Fascinant par sa banalité.
En bonne voyeuse, je pourrais y passer des heures.

(...)

Et se dire qu'on devrait s'en rouler un. 

Le faire.

Retrouver des vieux gestes.

Sourire dans un coin de sa tête.

Se laisser couler dans cet artificiel qui nous amène dans un autre nous.

Ricaner, lui surtout.

Tellement différent de sa placidité habituelle.

Tellement français.

Tellement jeune.

Extraverti sous influence.

Il m'a fait rire, il m'a fait songer à nos différences.

Contempler, moi surtout.

Tellement différent de ce que je peux être.

Se retrouver en moi.

S'observer.

Se couler dans un imaginaire.

Il y a eu la nuit ensuite, des brownies aux framboises et un long matin de nos deux peaux l'une contre l'autre.

Il y a eu, surtout, une savante construction de souvenirs communs et de références futures qui ne feront rire que nous.

Il y a eu des mots que seuls nos yeux savaient lire.

(...)

Et après, il y a eu cet autre soir, non planifié et fait pour le consoler de la perte d'un être cher parti trop vite, brutalement et sans explications. Il y a eu ma proposition de l'entourer pour ne pas qu'il vive seul ce deuil soudain. 
Être loin des siens dans des moments comme ça, c'est déchirant, je le sais. 

Et nous l'avons pleuré ensemble, ce disparu, au sens propre comme au figuré. Avec des anecdotes et des souvenirs, il me l'a rendu vivant, son bel oncle, et j'ai eu de la peine qu'il soit parti si jeune.
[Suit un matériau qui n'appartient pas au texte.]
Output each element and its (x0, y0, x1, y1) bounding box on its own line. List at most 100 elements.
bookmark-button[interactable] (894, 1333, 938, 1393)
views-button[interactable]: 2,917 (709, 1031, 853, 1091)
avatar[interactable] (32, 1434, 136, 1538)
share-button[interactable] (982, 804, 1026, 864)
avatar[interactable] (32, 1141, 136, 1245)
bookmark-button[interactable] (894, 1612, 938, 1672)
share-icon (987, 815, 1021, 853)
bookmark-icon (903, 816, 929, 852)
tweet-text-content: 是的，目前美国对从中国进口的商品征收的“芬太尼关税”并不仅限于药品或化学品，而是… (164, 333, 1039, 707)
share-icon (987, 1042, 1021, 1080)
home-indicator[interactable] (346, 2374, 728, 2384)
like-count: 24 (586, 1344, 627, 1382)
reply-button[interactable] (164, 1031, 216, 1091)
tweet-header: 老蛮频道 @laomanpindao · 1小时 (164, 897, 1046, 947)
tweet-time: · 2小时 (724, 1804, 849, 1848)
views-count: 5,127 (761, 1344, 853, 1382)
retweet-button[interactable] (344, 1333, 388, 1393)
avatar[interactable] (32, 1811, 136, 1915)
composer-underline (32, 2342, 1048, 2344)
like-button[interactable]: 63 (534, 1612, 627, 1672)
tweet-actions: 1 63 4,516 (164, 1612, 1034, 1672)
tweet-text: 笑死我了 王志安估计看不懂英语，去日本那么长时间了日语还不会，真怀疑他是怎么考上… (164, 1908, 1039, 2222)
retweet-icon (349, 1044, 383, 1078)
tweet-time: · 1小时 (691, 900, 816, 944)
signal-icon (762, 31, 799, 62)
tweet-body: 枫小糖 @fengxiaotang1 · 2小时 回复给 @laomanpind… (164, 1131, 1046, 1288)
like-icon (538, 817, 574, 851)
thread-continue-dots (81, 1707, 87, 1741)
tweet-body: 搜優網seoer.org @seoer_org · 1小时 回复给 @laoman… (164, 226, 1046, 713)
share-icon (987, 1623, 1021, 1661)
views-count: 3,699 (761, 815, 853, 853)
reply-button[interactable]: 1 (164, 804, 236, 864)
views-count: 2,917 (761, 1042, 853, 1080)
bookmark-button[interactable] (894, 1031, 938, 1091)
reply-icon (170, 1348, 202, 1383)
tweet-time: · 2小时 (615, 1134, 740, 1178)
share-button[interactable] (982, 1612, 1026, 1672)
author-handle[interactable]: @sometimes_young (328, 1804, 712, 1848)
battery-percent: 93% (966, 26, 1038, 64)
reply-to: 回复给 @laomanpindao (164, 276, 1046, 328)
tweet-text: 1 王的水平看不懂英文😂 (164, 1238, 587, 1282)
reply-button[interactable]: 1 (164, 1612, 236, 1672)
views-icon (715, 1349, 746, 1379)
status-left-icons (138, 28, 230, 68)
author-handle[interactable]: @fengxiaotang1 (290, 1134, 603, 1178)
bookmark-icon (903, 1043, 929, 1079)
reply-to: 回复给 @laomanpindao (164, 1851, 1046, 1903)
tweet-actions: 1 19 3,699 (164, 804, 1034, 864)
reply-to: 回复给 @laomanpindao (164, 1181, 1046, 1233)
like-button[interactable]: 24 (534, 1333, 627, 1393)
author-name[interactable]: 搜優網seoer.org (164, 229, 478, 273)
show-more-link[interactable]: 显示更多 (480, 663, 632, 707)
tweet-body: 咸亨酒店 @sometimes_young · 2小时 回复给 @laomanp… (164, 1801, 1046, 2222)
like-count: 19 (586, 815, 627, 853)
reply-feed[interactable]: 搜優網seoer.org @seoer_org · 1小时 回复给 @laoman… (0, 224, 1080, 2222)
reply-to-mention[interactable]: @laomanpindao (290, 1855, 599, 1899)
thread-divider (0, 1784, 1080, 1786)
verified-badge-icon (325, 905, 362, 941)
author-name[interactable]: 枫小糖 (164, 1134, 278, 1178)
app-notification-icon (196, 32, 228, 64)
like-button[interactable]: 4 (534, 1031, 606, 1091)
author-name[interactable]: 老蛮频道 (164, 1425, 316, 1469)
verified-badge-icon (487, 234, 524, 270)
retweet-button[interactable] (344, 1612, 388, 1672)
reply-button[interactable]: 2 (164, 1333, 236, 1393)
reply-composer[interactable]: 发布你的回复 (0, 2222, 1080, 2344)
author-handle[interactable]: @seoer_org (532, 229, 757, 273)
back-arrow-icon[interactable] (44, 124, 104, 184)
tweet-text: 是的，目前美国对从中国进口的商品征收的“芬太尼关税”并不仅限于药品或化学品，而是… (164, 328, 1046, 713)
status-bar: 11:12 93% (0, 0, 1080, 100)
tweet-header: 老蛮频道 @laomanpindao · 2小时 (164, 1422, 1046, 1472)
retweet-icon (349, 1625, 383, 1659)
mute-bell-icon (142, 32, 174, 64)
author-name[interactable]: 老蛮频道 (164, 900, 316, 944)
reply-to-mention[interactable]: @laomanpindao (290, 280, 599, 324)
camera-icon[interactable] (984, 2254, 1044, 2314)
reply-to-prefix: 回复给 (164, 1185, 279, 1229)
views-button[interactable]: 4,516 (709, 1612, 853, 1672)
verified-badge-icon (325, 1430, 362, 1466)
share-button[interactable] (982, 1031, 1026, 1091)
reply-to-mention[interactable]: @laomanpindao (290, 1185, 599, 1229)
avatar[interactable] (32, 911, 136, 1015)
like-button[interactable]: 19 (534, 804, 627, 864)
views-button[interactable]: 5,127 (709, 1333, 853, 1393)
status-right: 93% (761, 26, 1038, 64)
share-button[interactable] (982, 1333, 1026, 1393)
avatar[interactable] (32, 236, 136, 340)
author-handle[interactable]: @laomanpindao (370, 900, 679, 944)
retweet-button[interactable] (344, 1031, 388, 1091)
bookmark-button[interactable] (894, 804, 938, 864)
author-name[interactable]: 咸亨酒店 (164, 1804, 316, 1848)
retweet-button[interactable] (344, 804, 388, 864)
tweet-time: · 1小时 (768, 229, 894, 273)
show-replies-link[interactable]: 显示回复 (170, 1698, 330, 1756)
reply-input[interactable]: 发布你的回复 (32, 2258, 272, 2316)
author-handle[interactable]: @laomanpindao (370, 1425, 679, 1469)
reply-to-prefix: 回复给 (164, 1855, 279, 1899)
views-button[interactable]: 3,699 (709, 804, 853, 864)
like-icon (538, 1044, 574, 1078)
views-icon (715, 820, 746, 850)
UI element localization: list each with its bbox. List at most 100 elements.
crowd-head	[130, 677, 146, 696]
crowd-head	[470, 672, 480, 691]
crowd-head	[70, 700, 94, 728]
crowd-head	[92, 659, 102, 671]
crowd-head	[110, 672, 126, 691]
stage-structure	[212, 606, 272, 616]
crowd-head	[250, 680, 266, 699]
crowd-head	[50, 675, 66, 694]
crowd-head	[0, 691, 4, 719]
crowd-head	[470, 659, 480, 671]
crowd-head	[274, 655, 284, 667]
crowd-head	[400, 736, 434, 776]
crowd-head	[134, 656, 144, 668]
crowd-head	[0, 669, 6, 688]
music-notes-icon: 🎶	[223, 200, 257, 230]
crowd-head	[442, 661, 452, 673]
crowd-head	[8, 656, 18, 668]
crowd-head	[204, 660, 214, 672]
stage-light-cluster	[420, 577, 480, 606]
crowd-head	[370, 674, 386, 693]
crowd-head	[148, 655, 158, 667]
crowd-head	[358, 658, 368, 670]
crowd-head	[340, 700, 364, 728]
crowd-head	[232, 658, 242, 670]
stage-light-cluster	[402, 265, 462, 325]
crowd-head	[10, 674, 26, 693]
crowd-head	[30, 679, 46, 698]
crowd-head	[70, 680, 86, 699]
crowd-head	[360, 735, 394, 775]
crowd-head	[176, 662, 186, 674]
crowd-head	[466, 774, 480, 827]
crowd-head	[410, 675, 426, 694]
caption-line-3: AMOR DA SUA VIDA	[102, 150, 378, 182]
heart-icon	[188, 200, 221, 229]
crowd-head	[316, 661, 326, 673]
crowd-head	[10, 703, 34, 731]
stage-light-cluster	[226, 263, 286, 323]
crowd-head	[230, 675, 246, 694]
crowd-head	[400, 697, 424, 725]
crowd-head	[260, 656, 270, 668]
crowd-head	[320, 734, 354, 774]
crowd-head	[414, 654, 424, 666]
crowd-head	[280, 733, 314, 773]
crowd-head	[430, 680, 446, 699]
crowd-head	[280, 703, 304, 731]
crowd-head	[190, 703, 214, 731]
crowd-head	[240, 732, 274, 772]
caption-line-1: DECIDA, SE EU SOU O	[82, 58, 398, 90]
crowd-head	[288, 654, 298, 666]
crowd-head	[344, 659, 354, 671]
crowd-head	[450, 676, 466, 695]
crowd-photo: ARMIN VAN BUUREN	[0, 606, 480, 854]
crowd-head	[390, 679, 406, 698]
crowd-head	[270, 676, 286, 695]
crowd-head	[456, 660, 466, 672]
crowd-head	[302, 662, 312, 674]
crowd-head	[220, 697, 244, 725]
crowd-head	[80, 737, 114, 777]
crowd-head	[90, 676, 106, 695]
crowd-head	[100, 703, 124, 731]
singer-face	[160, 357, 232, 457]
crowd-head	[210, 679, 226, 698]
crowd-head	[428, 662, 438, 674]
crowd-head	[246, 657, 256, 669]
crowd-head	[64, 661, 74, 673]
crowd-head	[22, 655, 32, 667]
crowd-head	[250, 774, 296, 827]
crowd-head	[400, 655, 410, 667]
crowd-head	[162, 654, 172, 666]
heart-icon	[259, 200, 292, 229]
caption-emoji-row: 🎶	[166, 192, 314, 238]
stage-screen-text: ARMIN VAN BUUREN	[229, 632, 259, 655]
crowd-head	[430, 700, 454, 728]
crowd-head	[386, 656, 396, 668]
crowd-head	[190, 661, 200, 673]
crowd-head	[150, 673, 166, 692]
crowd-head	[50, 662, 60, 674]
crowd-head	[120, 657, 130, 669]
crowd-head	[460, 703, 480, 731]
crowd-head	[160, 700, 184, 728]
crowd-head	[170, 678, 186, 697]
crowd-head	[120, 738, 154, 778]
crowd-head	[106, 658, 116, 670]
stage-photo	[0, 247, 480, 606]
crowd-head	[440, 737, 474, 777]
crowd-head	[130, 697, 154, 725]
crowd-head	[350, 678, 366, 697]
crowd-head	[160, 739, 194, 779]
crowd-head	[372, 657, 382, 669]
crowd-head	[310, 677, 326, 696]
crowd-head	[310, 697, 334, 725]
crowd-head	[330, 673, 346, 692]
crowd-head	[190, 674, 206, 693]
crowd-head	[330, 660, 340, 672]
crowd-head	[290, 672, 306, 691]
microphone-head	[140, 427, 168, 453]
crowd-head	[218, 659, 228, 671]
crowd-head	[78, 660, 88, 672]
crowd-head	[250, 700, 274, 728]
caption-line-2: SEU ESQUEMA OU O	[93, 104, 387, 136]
Ça aurait été mon genre d'homme, c'était étrange d'y penser. Il aurait voulu que je le rencontre…j'aurais été son genre de femme, il trouvait ça étrange d'y penser. Pour le faire sourire, je me suis alors inventée une vie improbable, avec cet oncle, sur cette ile magnifique où il vivait, dans ce futur qu'il avait choisi de ne pas avoir. 

Nous avons ri.

Nous avons levé nos verres vers les étoiles.

Puis on s'est couché sans qu'il ne me déshabille ou qu'il ne me touche. C'était de circonstance, sans doute, mais ça m'a blessé dans la plus profonde de mes failles. Cicatrice fragile, me suis mise à douter, de moi. Cette idée insidieuse de ne pas plaire assez, de ne pas être un objet de désir, cette idée qui me taraude depuis mes dernières ruptures. Je l'ai dit et me suis sentie, tout de suite, mal de le dire. Comme toutes les fois où je verbalise un besoin, une envie. 

Me suis excusée, naturellement.
Et nous avons pleuré ensemble, dans un mélange de larmes au gout de sel.
Et nous avons fait l'amour.

Mais.
Je suis comme une huitre. 
Ouverte et offerte en eaux calmes, qui se referme cependant rapidement quand passe un grain de sable. Protectrice de mon intérieur, je me confine dans une carapace de corail. Ensuite, c'est dur de m'ouvrir à nouveau. 
Très. 
Je reste prudente. 
Trop.

Je venais de sentir le grain.
Je me suis refermée.

(...)

Il y a eu, peu après, cet après-midi de congé et de soleil passé dans une calme cour intérieure, d'une marche vers une terrasse un peu cachée comme un petit trésor, de fraiche sangria, de tapas savoureux, de tartelettes portugaises, de rue St-Laurent de haut en bas, de fin de soirée au parc Lafontaine. 

Montréal à son meilleur. 

Animée, diversifiée, vivante, pétillante…belle. 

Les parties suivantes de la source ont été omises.